5. Basilica of the Holy Sepulcher – Jerusalem, Palestine: 335 AD
Built on the site that tradition indicates as that of the crucifixion, anointing, burial, and resurrection of Jesus, it is located within the walls of the Old City of Jerusalem. This church incorporates, both, what is believed to be the “hill of Golgotha”, the place of the crucifixion, and the tomb carved into the rock, where the New Testament reports the burial of Jesus.
The Holy Sepulcher is one of the essential destinations for pilgrims who visit the Holy Land. It’s the only place of which existence there is archaeological evidence dating back just a hundred years after the death of Jesus. Today, it’s the seat of the Orthodox Patriarchate of Jerusalem.
4. Trier Cathedral – Trier, Germany: 340 AD
The oldest cathedral in the country stands on the remains of a luxurious Roman home. The best-known relic kept in this cathedral is the Holy Robe, which is kept in a special building, in a wooden container protected by safety glass, and is exhibited to the public only on rare occasions. This cathedral also preserves the skull of Saint Helena, the mother of Emperor Constantine.

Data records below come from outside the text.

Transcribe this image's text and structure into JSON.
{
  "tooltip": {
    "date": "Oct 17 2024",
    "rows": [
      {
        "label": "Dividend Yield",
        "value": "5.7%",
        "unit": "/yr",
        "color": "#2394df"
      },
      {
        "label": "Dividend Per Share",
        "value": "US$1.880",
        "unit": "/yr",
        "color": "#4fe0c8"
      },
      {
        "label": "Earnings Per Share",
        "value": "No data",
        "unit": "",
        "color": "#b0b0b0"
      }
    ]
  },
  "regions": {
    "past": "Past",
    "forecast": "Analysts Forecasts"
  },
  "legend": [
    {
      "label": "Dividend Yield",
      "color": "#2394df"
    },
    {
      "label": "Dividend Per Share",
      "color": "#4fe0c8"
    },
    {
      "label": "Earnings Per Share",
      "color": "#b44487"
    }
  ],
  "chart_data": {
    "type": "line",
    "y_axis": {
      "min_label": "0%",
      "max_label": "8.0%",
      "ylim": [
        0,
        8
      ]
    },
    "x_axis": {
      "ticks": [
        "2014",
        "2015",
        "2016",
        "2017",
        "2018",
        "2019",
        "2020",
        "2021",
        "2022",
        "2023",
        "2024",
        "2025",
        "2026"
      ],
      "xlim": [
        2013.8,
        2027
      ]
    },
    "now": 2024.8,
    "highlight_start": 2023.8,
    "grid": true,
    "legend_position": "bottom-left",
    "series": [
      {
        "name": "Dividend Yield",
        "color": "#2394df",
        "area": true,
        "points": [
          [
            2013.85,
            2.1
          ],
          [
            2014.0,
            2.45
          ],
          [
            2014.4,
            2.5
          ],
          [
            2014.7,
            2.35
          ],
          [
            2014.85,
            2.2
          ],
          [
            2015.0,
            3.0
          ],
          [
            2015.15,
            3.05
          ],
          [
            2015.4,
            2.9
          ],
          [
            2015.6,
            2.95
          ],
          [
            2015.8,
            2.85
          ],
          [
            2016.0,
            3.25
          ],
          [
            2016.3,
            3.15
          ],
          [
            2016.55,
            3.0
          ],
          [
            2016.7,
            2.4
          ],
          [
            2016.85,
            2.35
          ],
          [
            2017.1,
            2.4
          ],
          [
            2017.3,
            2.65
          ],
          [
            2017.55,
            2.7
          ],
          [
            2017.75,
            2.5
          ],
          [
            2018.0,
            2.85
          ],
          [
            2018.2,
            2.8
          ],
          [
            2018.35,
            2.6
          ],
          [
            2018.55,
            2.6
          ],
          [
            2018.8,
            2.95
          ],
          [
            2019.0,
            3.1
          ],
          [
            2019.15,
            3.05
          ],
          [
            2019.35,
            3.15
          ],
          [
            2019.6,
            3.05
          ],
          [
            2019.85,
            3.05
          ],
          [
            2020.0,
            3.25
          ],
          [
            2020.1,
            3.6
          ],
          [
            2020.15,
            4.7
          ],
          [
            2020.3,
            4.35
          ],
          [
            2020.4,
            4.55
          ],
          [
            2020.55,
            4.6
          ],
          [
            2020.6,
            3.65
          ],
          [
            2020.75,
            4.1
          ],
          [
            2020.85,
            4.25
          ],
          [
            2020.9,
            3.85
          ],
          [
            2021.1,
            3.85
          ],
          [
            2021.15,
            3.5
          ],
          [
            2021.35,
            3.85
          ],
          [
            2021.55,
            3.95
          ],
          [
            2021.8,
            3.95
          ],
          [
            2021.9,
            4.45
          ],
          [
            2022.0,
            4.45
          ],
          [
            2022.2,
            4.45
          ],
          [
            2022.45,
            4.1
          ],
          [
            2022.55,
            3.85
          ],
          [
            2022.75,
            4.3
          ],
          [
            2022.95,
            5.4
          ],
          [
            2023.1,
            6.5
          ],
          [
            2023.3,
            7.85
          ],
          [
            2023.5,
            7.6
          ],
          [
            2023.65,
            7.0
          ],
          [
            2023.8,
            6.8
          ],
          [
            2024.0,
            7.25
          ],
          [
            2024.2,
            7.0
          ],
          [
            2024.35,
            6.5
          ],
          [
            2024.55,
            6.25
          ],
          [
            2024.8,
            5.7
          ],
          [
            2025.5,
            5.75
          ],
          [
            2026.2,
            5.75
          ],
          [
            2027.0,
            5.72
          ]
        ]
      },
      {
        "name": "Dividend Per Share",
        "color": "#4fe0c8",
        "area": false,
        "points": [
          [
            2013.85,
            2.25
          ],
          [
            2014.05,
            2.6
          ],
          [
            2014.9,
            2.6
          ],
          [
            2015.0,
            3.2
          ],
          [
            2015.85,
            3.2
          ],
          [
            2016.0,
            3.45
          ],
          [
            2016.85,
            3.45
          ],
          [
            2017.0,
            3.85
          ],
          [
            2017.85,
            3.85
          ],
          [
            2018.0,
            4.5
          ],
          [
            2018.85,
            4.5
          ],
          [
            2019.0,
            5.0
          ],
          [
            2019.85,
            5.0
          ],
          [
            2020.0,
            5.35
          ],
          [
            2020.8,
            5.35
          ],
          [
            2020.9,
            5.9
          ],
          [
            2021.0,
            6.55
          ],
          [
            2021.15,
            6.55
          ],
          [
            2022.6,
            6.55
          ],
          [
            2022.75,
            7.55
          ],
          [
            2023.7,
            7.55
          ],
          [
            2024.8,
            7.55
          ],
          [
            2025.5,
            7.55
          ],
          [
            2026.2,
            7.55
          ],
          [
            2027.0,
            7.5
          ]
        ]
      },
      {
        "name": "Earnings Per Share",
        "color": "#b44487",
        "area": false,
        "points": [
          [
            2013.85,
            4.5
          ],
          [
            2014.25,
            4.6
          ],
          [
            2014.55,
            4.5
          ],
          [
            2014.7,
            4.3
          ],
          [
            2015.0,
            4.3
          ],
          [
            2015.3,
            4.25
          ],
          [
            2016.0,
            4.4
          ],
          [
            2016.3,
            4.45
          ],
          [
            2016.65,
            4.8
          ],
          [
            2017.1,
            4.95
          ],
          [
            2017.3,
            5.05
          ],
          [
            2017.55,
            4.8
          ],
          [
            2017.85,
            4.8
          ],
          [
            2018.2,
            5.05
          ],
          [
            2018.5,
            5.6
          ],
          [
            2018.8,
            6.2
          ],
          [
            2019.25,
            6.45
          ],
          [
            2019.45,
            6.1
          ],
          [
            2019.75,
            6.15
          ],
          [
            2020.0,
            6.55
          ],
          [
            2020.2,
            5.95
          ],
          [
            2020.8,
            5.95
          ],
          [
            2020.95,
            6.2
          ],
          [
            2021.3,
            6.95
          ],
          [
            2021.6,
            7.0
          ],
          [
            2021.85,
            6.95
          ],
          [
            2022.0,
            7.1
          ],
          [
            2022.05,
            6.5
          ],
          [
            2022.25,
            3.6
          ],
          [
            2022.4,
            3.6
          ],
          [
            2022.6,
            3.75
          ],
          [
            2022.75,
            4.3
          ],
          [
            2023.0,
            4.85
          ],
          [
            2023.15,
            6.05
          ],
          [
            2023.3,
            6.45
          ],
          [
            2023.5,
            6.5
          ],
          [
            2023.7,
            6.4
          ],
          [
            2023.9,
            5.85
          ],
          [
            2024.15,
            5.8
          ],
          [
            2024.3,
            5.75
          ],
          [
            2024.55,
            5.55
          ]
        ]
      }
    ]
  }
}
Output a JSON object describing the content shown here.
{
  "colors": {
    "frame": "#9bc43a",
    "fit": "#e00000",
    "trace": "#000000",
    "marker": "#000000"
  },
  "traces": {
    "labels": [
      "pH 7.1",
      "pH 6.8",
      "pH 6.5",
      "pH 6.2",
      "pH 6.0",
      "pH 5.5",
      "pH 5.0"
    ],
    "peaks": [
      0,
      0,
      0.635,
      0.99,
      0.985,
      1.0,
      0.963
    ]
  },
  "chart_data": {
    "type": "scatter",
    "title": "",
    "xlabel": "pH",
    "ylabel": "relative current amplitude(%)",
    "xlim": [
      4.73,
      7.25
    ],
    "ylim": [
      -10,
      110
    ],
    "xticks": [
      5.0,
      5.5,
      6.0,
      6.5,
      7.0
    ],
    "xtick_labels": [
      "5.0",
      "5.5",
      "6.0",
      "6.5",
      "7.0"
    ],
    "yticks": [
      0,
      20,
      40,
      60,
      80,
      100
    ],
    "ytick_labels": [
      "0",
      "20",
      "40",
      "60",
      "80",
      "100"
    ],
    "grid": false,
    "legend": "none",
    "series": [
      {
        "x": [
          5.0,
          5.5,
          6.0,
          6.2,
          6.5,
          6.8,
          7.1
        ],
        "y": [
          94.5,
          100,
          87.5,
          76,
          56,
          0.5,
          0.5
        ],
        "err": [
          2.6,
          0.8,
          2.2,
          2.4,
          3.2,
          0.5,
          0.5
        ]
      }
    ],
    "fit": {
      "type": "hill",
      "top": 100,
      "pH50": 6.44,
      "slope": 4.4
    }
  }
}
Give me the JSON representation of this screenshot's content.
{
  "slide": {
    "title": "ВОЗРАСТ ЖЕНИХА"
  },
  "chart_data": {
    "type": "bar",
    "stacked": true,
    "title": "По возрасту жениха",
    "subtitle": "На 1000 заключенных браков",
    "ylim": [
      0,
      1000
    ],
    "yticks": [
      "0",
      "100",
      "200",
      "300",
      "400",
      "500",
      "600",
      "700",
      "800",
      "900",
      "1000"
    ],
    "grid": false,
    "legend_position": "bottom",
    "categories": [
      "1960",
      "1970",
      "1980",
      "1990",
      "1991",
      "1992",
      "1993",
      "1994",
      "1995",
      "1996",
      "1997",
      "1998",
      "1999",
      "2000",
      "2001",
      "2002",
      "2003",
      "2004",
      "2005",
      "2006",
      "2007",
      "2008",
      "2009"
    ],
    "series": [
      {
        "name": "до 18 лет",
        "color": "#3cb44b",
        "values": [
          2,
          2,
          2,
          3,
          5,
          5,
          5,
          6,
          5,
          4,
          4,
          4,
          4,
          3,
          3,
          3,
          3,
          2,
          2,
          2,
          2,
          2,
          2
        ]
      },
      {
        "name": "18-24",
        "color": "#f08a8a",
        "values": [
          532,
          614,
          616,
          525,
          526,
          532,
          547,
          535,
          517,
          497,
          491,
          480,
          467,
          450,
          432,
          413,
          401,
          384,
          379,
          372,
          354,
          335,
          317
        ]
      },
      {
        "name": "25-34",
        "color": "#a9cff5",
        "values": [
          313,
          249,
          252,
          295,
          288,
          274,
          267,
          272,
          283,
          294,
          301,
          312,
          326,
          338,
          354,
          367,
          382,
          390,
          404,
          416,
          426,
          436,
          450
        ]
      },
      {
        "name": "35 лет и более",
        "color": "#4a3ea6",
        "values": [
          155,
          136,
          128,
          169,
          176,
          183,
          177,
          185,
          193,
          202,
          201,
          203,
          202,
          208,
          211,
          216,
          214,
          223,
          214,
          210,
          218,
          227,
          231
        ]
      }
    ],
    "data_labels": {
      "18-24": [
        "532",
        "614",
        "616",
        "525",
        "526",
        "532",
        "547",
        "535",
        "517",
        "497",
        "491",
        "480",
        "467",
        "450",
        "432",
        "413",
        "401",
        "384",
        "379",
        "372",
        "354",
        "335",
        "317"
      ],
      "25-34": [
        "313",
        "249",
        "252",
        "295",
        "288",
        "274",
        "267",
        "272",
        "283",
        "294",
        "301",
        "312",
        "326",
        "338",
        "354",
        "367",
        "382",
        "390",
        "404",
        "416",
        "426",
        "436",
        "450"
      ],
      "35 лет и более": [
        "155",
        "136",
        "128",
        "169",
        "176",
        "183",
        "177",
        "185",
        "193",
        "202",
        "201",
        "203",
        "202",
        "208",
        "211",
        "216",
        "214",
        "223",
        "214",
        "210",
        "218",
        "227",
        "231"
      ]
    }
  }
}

3. Monastery of Saint Anthony – Desert, Egypt: 356 AD
Partially destroyed in the 11th century, very little remains of the original structure of this monastery. Hidden in the mountains of the Red Sea, it was built by the followers of Saint Anthony, who was considered the first Christian monk.
2. Basilica of Saint Lawrence – Milan, Italy, 364 AD
This basilica is located in Milan, in Corso di Porta Ticinese, in front of the columns of San Lorenzo (Saint Lawrence) that were once part of the portico in front of the church itself. It’s one of the oldest churches in Milan. It has an impressive pipe organ.
1. Basilica of St. Paul Outside the Walls – Rome, Italy, 386 AD
It is one of the four papal basilicas of Rome and the second largest after St. Peter’s. It rises near the left bank of the Tiber, about 2 km outside the Aurelian walls (hence its name). According to a legend, it was built on the burial site of the apostle Paul which is why it has always been a destination for pilgrimages.